Do Campaign Donations in Judicial Races Influence Court Decisions?

By: - June 11, 2013 12:00 am
Alabama Chief Justice Roy Moore at his election night watch party in 2012. Alabama ranked highest in total contributions for supreme court races last year. (AP)

Campaign fundraising in state judicial elections has exploded in the last 15 years, and results are in: There’s a statistically significant relationship between interest group donations and judicial decisions, according to a new report from the American Constitution Society, a progressive legal policy group.

“I never felt so much like a hooker down by the bus station … as I did in a judicial race,” said Paul Pfeifer, an Ohio Supreme Court Justice, recalling his 1992 campaign for the state’s highest court. “Everyone interested in contributing has very specific interests. They mean to be buying a vote.”

In a report called “Justice at Risk” released Tuesday (June 11), researchers found that the more campaign contributions from business interests that justices receive, the more likely they are to rule in favor of business litigants appearing before them in court.

Most expensive state high court elections in 2012 (all campaign donations)

  • Alabama, $4.09 million
  • West Virginia, $3.17 million
  • Texas, $3.52 million
  • Ohio, $3.49 million
  • Michigan, $3.42 million

New Hampshire and Tennessee tax only dividend and interest income.

Source: National Institute on Money in State Politics, www.followthemoney.org.

For instance, if a justice receives half of his or her contributions from a pro-business group such as the state Chamber of Commerce, the judge would be expected, based on the report’s data analysis, to side with business interests almost two-third of the time.

The findings come from an analysis of more than 2,300 state supreme court cases from 2000 to 2009, in which business faced off with consumers, and 175,000 state campaign finance records for the same period compiled by the National Institute on Money in State Politics. The report accounted for only that money donated directly to candidates and didn’t include any accounting of independent spending to political action committees.

Campaign financing for state supreme court races more than doubled in the study period over the previous 10 years, to $206.9 million. The report focused on business interests and influence because even though business groups accounted for only about $62.6 million, or 30 percent ,of all of these campaign contributions, they were responsible for 90 percent of the $27.5 million in television ads paid for by interest groups in these judicial elections.

“We are in the midst of a ‘perfect storm’ of campaign money,” said former Montana Supreme Court Justice James Nelson. “Favorable judicial rulings to satisfy this money, partisanship and a media attracted to (covering) typical politics that is now threatening to destroy judicial independence and impartiality.”

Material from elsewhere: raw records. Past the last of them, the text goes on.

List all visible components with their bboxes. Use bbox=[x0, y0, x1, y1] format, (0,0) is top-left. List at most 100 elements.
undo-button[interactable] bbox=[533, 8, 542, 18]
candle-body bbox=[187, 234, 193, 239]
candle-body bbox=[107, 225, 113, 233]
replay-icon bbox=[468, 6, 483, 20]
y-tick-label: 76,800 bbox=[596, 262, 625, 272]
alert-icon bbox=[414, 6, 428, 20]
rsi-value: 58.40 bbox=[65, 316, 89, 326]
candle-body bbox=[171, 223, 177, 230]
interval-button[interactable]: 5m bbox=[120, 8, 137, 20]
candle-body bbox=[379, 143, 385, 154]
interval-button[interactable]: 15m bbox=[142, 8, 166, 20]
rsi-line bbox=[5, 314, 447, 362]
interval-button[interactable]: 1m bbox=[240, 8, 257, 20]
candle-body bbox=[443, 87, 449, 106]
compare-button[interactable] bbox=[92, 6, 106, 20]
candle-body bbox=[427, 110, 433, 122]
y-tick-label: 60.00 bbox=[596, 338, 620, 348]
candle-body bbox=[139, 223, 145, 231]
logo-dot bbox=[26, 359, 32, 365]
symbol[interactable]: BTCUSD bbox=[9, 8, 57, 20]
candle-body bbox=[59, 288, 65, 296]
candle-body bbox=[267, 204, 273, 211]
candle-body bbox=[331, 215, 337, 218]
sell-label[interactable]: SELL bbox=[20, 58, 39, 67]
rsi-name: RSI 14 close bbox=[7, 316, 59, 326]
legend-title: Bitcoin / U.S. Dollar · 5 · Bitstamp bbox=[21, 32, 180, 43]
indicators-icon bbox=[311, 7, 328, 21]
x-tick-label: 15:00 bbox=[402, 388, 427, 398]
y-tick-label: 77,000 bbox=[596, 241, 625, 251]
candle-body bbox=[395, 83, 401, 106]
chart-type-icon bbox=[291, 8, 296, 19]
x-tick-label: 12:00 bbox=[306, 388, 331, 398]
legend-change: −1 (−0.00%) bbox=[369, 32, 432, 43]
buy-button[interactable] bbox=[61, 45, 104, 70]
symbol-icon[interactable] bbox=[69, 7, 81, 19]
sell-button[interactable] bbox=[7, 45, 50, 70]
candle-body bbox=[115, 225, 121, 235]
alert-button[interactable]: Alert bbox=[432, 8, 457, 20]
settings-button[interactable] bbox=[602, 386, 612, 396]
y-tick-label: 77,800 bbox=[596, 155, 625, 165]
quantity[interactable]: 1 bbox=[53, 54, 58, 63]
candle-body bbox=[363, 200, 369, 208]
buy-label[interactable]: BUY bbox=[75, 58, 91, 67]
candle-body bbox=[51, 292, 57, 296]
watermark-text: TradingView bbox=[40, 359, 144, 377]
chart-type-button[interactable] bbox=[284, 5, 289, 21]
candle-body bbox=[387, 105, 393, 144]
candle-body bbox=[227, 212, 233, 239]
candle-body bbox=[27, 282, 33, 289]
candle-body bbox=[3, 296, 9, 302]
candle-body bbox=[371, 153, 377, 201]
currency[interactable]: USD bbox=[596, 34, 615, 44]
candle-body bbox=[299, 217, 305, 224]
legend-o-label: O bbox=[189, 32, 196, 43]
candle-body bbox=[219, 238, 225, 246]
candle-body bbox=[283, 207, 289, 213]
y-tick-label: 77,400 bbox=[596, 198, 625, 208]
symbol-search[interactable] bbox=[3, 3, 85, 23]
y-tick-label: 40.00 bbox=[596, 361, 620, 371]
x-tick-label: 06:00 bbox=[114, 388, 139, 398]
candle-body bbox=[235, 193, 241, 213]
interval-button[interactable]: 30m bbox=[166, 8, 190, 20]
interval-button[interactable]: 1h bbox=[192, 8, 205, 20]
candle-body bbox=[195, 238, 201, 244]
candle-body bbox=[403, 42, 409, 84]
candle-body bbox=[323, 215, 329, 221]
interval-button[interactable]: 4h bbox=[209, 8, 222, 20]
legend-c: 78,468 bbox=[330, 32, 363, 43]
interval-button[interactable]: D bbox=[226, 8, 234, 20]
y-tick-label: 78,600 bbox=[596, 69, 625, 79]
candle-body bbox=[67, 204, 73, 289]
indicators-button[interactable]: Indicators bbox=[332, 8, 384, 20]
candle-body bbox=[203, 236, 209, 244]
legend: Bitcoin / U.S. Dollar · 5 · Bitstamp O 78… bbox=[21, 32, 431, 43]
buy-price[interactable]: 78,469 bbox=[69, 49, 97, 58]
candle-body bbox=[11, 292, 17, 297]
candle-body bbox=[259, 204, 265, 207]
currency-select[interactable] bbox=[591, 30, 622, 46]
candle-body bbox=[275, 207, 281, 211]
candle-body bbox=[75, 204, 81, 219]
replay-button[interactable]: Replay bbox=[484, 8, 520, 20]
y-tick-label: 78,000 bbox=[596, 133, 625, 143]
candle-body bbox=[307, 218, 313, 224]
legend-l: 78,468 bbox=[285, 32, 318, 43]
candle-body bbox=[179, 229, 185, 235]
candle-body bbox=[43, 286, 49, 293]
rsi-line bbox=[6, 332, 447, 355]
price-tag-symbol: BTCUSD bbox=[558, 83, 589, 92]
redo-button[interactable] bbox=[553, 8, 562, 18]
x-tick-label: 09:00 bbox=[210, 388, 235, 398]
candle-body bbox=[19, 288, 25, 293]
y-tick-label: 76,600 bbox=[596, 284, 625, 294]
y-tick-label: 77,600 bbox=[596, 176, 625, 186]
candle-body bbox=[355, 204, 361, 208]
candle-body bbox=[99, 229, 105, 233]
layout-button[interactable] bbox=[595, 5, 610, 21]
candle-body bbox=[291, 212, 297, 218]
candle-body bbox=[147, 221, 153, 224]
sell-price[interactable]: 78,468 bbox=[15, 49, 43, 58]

The relationship between business spending and pro-business decisions was especially strong in the nine states with partisan elections, where judicial candidates must align with a political party. In 2012, Alabama saw over $4 million flow into its partisan Supreme Court race, the most money in any state high court race in the country. There, business associations, lawyers and lobbyists outspent public sector unions by more than $1 million, according to the Institute for Money in State Politics.

Judges in 39 states face some kind of election, either an initial election to get on the bench, or a retention election following their appointment by a nonpartisan commission.